Getting to Know God: Jehovah Nissi

And Moses built an altar, and called the name of it Jehovahnissi. - Exodus 17:15

In Exodus 17, we see Israel at war with the Amalekites. Moses, standing high on a mountaintop, would raise his rod to heaven, and as long as the rod was in the air, the children of Israel would be victorious. It wasn't long, however, before Moses' arms grew tired and he became weak. At that time, Aaron and Hur set Moses upon a rock, and standing on either side of him, held his hands in the air. In the end, Israel won the battle.

It was after this great victory that Moses built an altar in honor of the Lord and called the name of it Jehovah Nissi, which means "the Lord our Banner". A banner, or a flag as we commonly call it, plays several important roles in the lives of those who wield it.

1.  A banner goes before an army or procession. When the armies of Camelot marched through the kingdom, the Pendragon banner was at the forefront of the procession. When the Olympic contestants file into a stadium, they are preceded by their country's flag. As our banner, the Lord goes before us. The Bible tells us as much in Deuteronomy 31:8 – And the LORD, he it is that doth go before thee; he will be with thee, he will not fail thee, neither forsake thee: fear not, neither be dismayed. By being before us, we can rest assured that any enemy must first go through Him before it can reach us.

2. A banner also acts as a means of identification.
The American flag serves to represent the United States as a nation of 50 states with 13 original colonies. In medieval times, soldiers in the watchtowers could identify oncoming forces by the banner being displayed. When we allow the Lord to live through us, He acts as our means of identification. People can know we are Christians without our having to tell them so. Our banner is evidence enough of our identity.

3. A banner serves as a rallying point for the troops. The second verse of The Star-Spangled Banner says, "On the shore, dimly seen through the mists of the deep, Where the foe's haughty host in dread silence reposes, What is that which the breeze, o'er the towering steep, As it fitfully blows, half conceals, half discloses? Now it catches the gleam of the morning's first beam, In full glory reflected now shines in the stream: 'Tis the star-spangled banner! Oh long may it wave
O'er the land of the free and the home of the brave!" In the midst of battle, why was Francis Scott Key so fascinated with the flag? Could it be that he realized that the flag embodied everything the troops were fighting for and thus served as a beacon of hope and a remembrance of the freedom for which they fought?

4. Finally, the banner represents victory. It is customary for the conquering victor to place his banner on the conquered territory. Such a banner denotes not only strength, but also possession. As our banner, the Lord reminds us that we have victory in Jesus and that we belong to Him. When Satan comes to conquer our souls, he is met with the Lord our Banner who informs Satan, "This child is mine."

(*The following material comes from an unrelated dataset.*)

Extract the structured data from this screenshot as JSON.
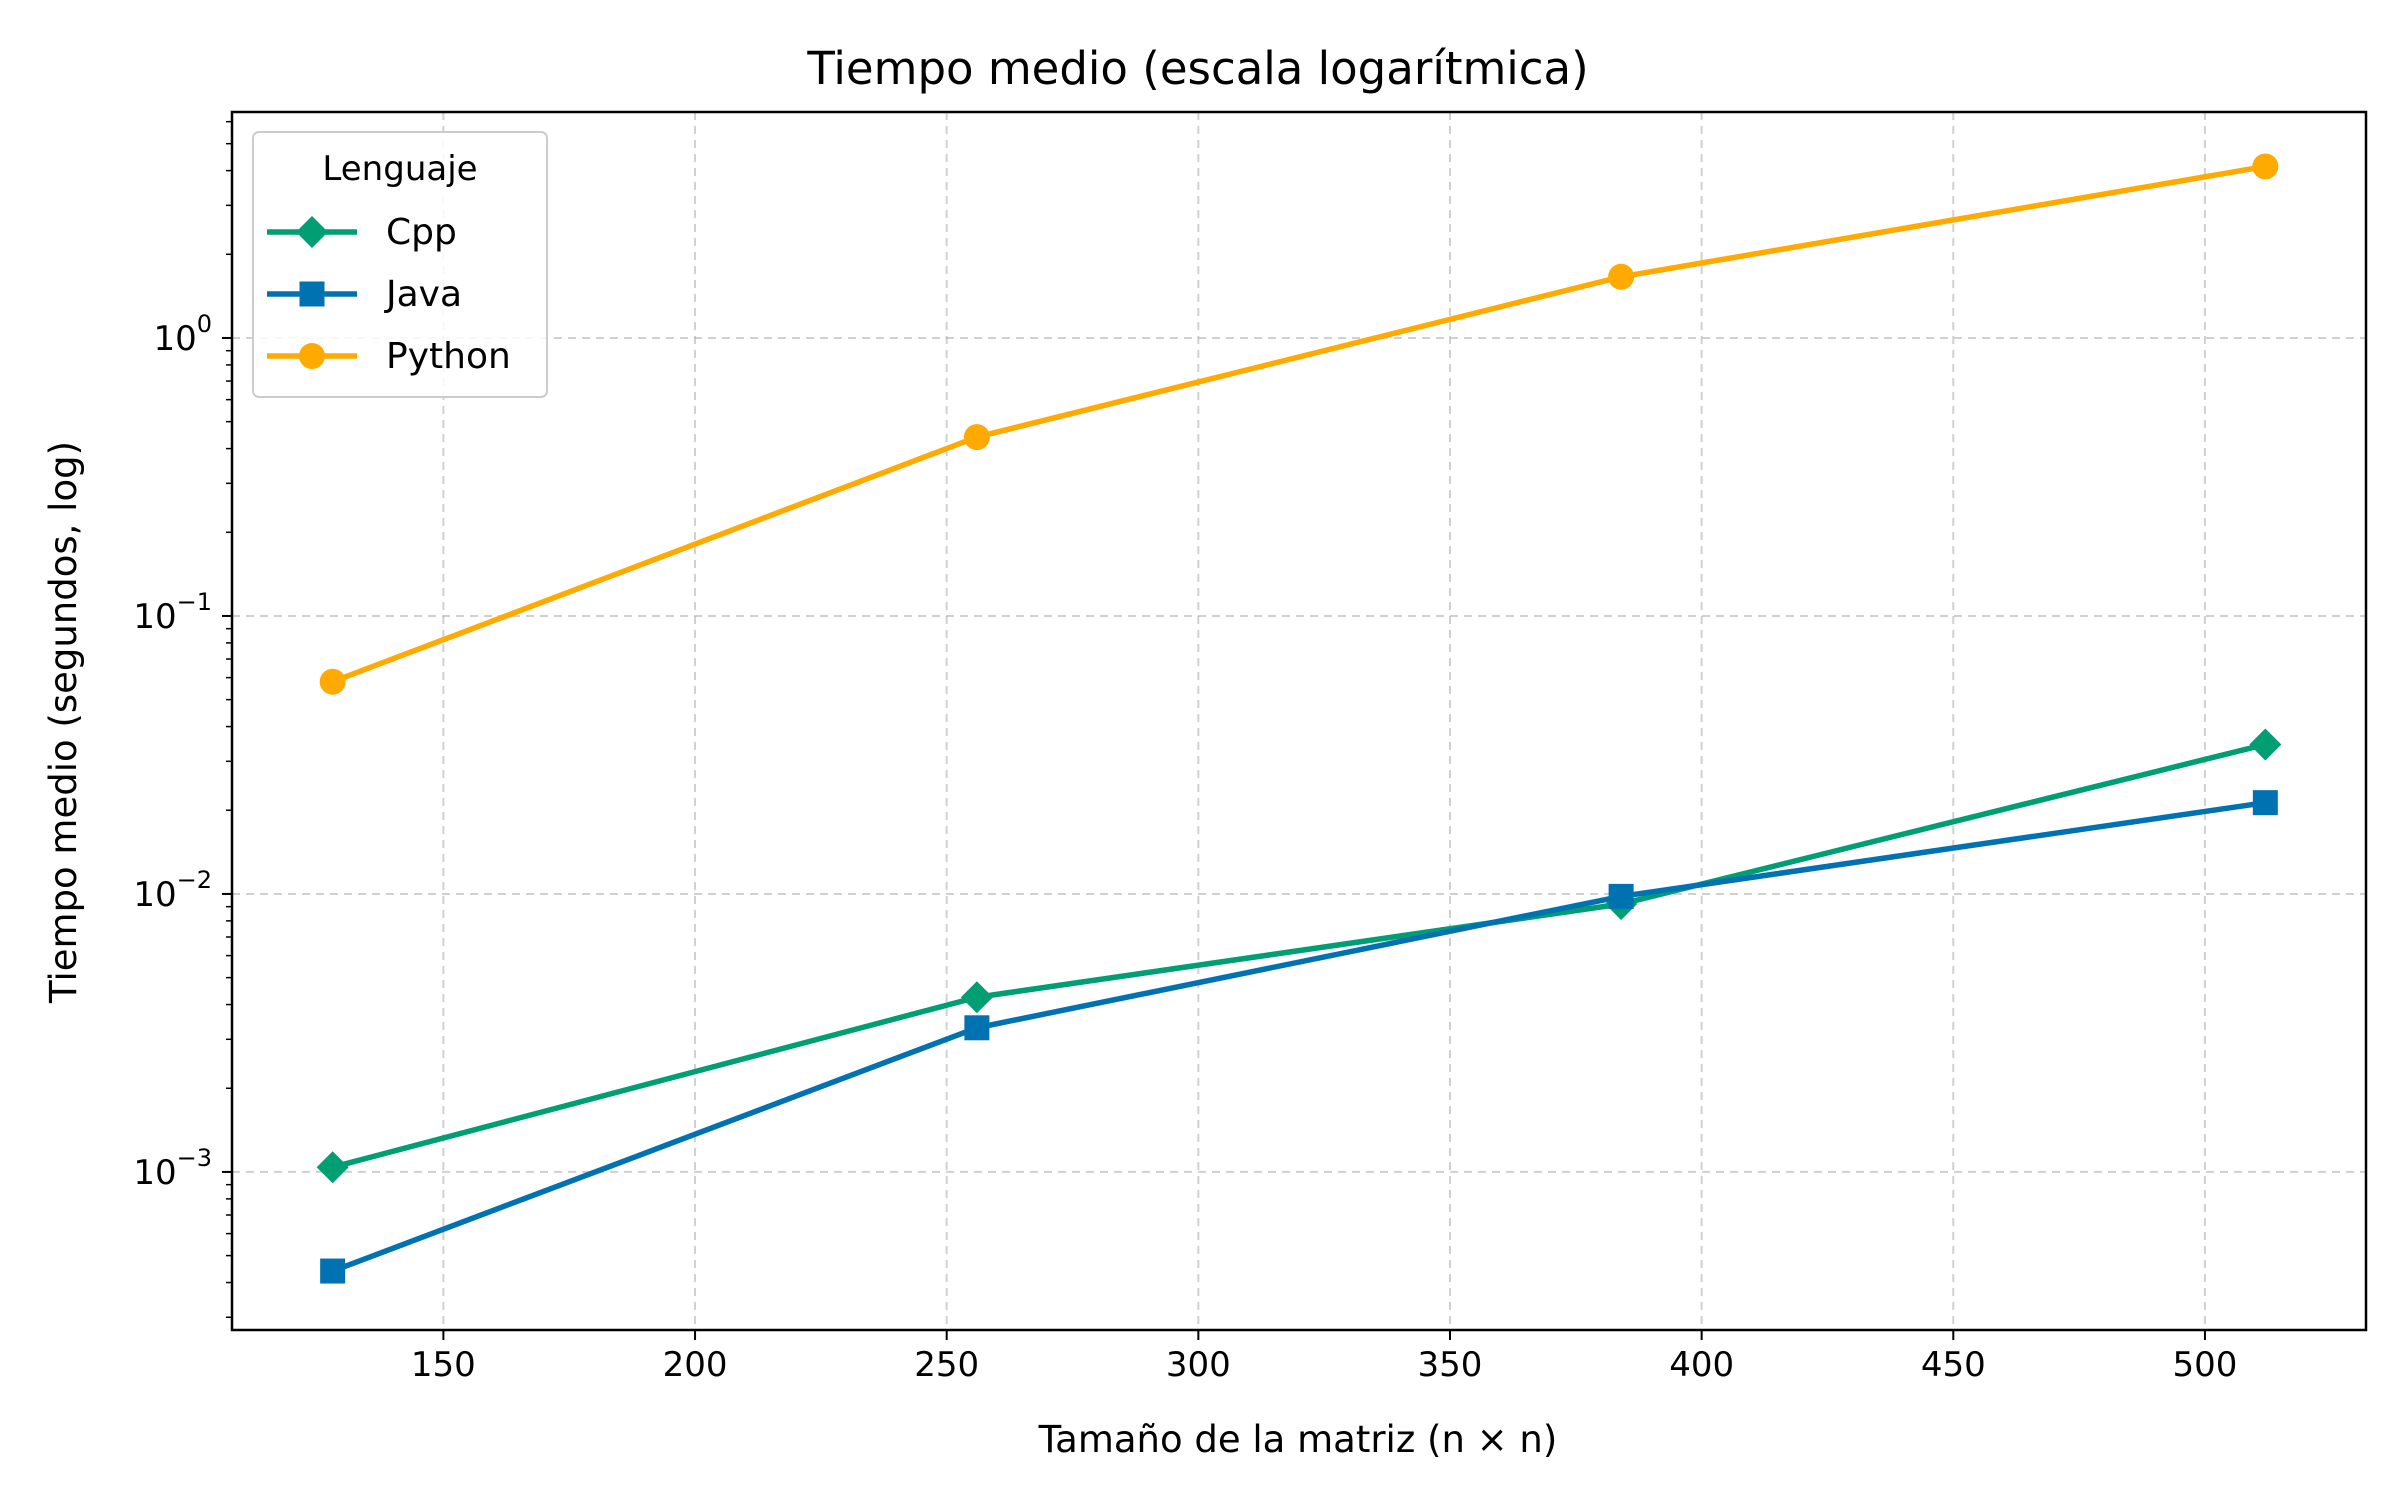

It is mind-boggling to discover that this one little phrase, "the Lord our Banner", has so much meaning and significance in our everyday lives. Yet, nothing about the Lord should surprise us because, as we've already seen, He is so much more than we will ever know. He will go before us.  He will give us a strong identity.  He will serve as our strength and reminder of the freedom we're fighting for.  And He will give us the victory.  In fact, He already has, for victory was won at Calvary.  The Lord is our Banner.  And if I'm not mistaken, it is customary for a banner to be lifted high, right?  So, what are we waiting for?  Let's lift up our Banner!